Actes Sud ? 2025

471 pages

Publié le : 25/11/2025

2 minutes

lu

Le Fou de Dieu au bout du monde

Javier Cercas

Qu’est-ce qui a poussé le Vatican à solliciter Javier Cercas, romancier catalan, athée et anticlérical, à accompagner le pape François en Mongolie en 2023 ? Cercas a fini par accepter pour avoir l’occasion de poser au pape une question centrale de la foi, afin de rassurer sa propre mère, croyante profonde. Ce n’est qu’à la fin du livre qu’on a la réponse du pape, mais auparavant, on a celles de nombreux interlocuteurs, religieux ou non. Même si le lecteur saute quelques pages de ce long livre, il faut lire la fin très émouvante.

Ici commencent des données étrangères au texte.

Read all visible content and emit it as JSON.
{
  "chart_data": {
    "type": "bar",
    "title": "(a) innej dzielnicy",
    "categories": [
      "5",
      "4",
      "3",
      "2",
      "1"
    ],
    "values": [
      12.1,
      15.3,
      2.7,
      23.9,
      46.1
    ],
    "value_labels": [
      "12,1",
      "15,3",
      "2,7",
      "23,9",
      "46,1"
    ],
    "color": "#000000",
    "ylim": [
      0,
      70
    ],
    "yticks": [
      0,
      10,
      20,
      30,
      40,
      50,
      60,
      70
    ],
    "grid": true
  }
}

Le Vatican avait donné carte blanche à Cercas ; c’est cette liberté qui fait une grande part de l’intérêt du livre. L’auteur connaît très bien l’histoire de l’Église catholique, son credo, les hommes et les femmes qui l’ont formé et en parle avec intelligence et sensibilité.

Sans adhérer à cette Eglise, il la connaît sur le bout des doigts et pourtant, il sait se laisser étonner. Il rapporte de façon détaillée tous les entretiens passionnants qu’il a eus, trouvant souvent une complémentarité avec son interlocuteur, exprimant aussi ses objections. Les témoignages des missionnaires qui sont allés là où personne ne va l’ont touché au cœur. On pourrait croire que Cercas avait un enregistreur dans sa poche à chaque entretien, ou bien il a une mémoire prodigieuse pour tout transcrire chaque soir dans son hôtel.

A travers toutes ces rencontres, se dégage une vison originale du monde, au moins du monde vu depuis Rome ; le lecteur lui-même est invité à se décentrer.

Par bribe, Cercas essaye aussi de percer le secret de Bergoglio – c’est ainsi qu’il le nomme souvent, même après son élection à la papauté. Dans cette recherche, appuyée sur les étapes qui ont marqué sa vie, Cercas montre une grand finesse psychologique, que l’on perçoit nettement dans chacune des autres rencontres.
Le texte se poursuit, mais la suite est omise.